Driving south on Interstate 83 away from Schiller Park and toward the city, the Cadillac exited on Irving Park Road and headed for a small side street located in the town of Bensenville. A tiny suburb that sits directly on the border of Chicago proper. Stopping in the driveway of high-powered Outfit member Louis “Louie the Mooch” Eboli’s house, Marcello turned off the ignition. The three men exited the vehicle, and the Spilotros were ushered into the house through a side door that had been left open for them. Still acting on the pretense that they were coming to attend a benign mob get-together, Marcello mad
e casual conversation with Tony and Michael as they entered the residence. Met at the door by Eboli, Outfit boss Joe Ferriola, and Outfit underboss Sam “Wings” Carlisi, the men then made their way to the back of the house. Marcello opened a door leading to the basement and Carlisi escorted the Spilotro brothers, Michael and then Tony, down the stairs to their pending slaughter. A cadre of bloodthirsty hit men awaited them, murder their only agenda. Instead of an initiation ceremony, it was a death trap. They were descending into hell, and Tony Spilotro, a man who had made a reputation of being able to elude volatile situations unscathed, could do nothing but pray for a quick passing. Unfortunately for him, his prayers would not be answered.

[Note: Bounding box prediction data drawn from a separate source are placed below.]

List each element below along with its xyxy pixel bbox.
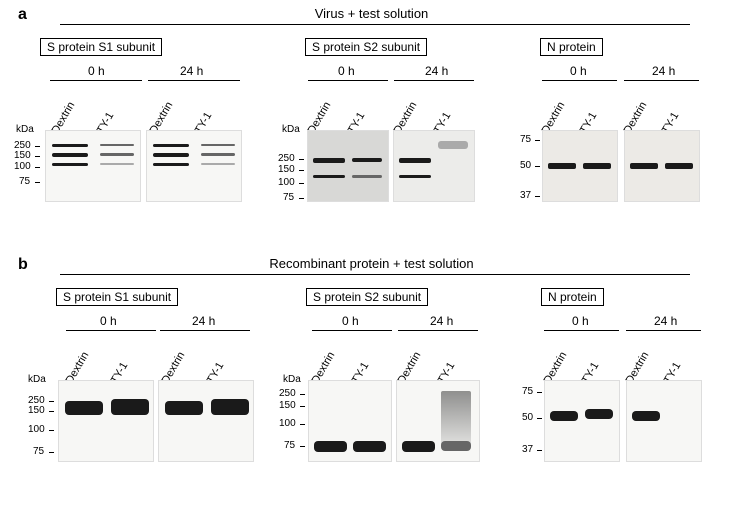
panel-b-title: Recombinant protein + test solution bbox=[0, 256, 743, 271]
panel-a-blot2-img1 bbox=[393, 130, 475, 202]
panel-a-blot1-tp0: 0 h bbox=[88, 64, 105, 78]
panel-b-blot1-mw1: 150 bbox=[28, 405, 45, 416]
panel-b-blot1-tp1: 24 h bbox=[192, 314, 215, 328]
panel-b-blot1-mw2: 100 bbox=[28, 424, 45, 435]
panel-a-blot1-mw2: 100 bbox=[14, 161, 31, 172]
panel-a-blot1-tp1: 24 h bbox=[180, 64, 203, 78]
panel-b-blot3-img0 bbox=[544, 380, 620, 462]
panel-b-blot2-mw1: 150 bbox=[279, 400, 296, 411]
panel-a-blot2-mw0: 250 bbox=[278, 153, 295, 164]
panel-b-blot1-tp0: 0 h bbox=[100, 314, 117, 328]
panel-a-blot2-mw1: 150 bbox=[278, 164, 295, 175]
panel-a-blot1-img0 bbox=[45, 130, 141, 202]
tick bbox=[299, 198, 304, 199]
panel-a-kda-2: kDa bbox=[282, 124, 300, 135]
panel-b-blot2-tp1: 24 h bbox=[430, 314, 453, 328]
panel-a-blot3-mw0: 75 bbox=[520, 134, 531, 145]
panel-b-blot1-img1 bbox=[158, 380, 254, 462]
tick bbox=[535, 140, 540, 141]
panel-a-blot1-mw1: 150 bbox=[14, 150, 31, 161]
tick bbox=[537, 450, 542, 451]
tick bbox=[300, 446, 305, 447]
tick bbox=[35, 167, 40, 168]
panel-a-blot3-img0 bbox=[542, 130, 618, 202]
panel-a-blot2-img0 bbox=[307, 130, 389, 202]
panel-b-rule bbox=[60, 274, 690, 275]
panel-a-blot3-tp1: 24 h bbox=[652, 64, 675, 78]
panel-b-kda-2: kDa bbox=[283, 374, 301, 385]
panel-b-blot3-tp0-rule bbox=[544, 330, 619, 331]
panel-b-blot3-mw0: 75 bbox=[522, 386, 533, 397]
panel-b-blot2-mw3: 75 bbox=[284, 440, 295, 451]
panel-a-blot2-tp1: 24 h bbox=[425, 64, 448, 78]
tick bbox=[535, 196, 540, 197]
panel-b-blot2-mw2: 100 bbox=[279, 418, 296, 429]
panel-a-blot3-tp1-rule bbox=[624, 80, 699, 81]
panel-a-rule bbox=[60, 24, 690, 25]
tick bbox=[35, 146, 40, 147]
panel-a-title: Virus + test solution bbox=[0, 6, 743, 21]
panel-b-blot2-mw0: 250 bbox=[279, 388, 296, 399]
tick bbox=[35, 182, 40, 183]
tick bbox=[537, 418, 542, 419]
panel-b-blot2-tp0: 0 h bbox=[342, 314, 359, 328]
tick bbox=[535, 166, 540, 167]
tick bbox=[300, 424, 305, 425]
tick bbox=[49, 401, 54, 402]
panel-a-blot3-title: N protein bbox=[540, 38, 603, 56]
tick bbox=[300, 406, 305, 407]
tick bbox=[299, 159, 304, 160]
tick bbox=[49, 452, 54, 453]
tick bbox=[35, 156, 40, 157]
panel-b-blot1-tp1-rule bbox=[160, 330, 250, 331]
panel-a-blot2-tp0-rule bbox=[308, 80, 388, 81]
panel-b-blot2-img1 bbox=[396, 380, 480, 462]
tick bbox=[299, 183, 304, 184]
panel-a-blot2-mw2: 100 bbox=[278, 177, 295, 188]
panel-a-blot1-tp0-rule bbox=[50, 80, 142, 81]
panel-a-blot3-mw1: 50 bbox=[520, 160, 531, 171]
panel-b-blot2-tp0-rule bbox=[312, 330, 392, 331]
tick bbox=[299, 170, 304, 171]
panel-a-blot3-mw2: 37 bbox=[520, 190, 531, 201]
panel-a-blot3-tp0-rule bbox=[542, 80, 617, 81]
panel-b-blot1-tp0-rule bbox=[66, 330, 156, 331]
panel-b-blot3-tp0: 0 h bbox=[572, 314, 589, 328]
panel-b-blot1-img0 bbox=[58, 380, 154, 462]
panel-b-blot1-mw3: 75 bbox=[33, 446, 44, 457]
tick bbox=[537, 392, 542, 393]
panel-a-blot2-tp1-rule bbox=[394, 80, 474, 81]
panel-a-kda-1: kDa bbox=[16, 124, 34, 135]
panel-a-blot1-mw3: 75 bbox=[19, 176, 30, 187]
panel-a-blot1-title: S protein S1 subunit bbox=[40, 38, 162, 56]
panel-a-blot2-mw3: 75 bbox=[283, 192, 294, 203]
tick bbox=[300, 394, 305, 395]
panel-b-blot3-title: N protein bbox=[541, 288, 604, 306]
panel-a-blot2-tp0: 0 h bbox=[338, 64, 355, 78]
panel-b-blot3-img1 bbox=[626, 380, 702, 462]
panel-b-blot2-tp1-rule bbox=[398, 330, 478, 331]
panel-a-blot3-tp0: 0 h bbox=[570, 64, 587, 78]
tick bbox=[49, 411, 54, 412]
figure-root: a Virus + test solution S protein S1 sub… bbox=[0, 0, 743, 509]
panel-b-kda-1: kDa bbox=[28, 374, 46, 385]
panel-a-blot3-img1 bbox=[624, 130, 700, 202]
panel-b-blot3-tp1-rule bbox=[626, 330, 701, 331]
panel-a-blot1-tp1-rule bbox=[148, 80, 240, 81]
panel-b-blot3-mw1: 50 bbox=[522, 412, 533, 423]
panel-b-blot1-title: S protein S1 subunit bbox=[56, 288, 178, 306]
tick bbox=[49, 430, 54, 431]
panel-a-blot2-title: S protein S2 subunit bbox=[305, 38, 427, 56]
panel-b-blot3-mw2: 37 bbox=[522, 444, 533, 455]
panel-a-blot1-img1 bbox=[146, 130, 242, 202]
panel-b-blot2-title: S protein S2 subunit bbox=[306, 288, 428, 306]
panel-b-blot2-img0 bbox=[308, 380, 392, 462]
panel-b-blot3-tp1: 24 h bbox=[654, 314, 677, 328]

When Michael reached the bottom of the stairwell, he was met by Outfit soldier Nicholas “Nicky Breeze” Calabrese, who shook his hand as part of the ruse that a making ceremony was about to commence. Within seconds of the docile greeting, carnage-strewn chaos erupted. Michael was tackled by Louie Eboli. Several Outfit hit men converged on the younger Spilotro and began viciously beating and stomping him in a flurry of fists and feet. Before he could do anything to defend himself, Tony was grabbed from behind and pushed to the cold and dirty basement floor. With Tony forced to watch, Michael was finally put out of his misery, strangled to death with a strip of electrical cord by Eboli. The murderous thugs then turned their attention to Tony. Knowing his fate, he asked his killers for permission to say one last novena before he met his maker. They refused.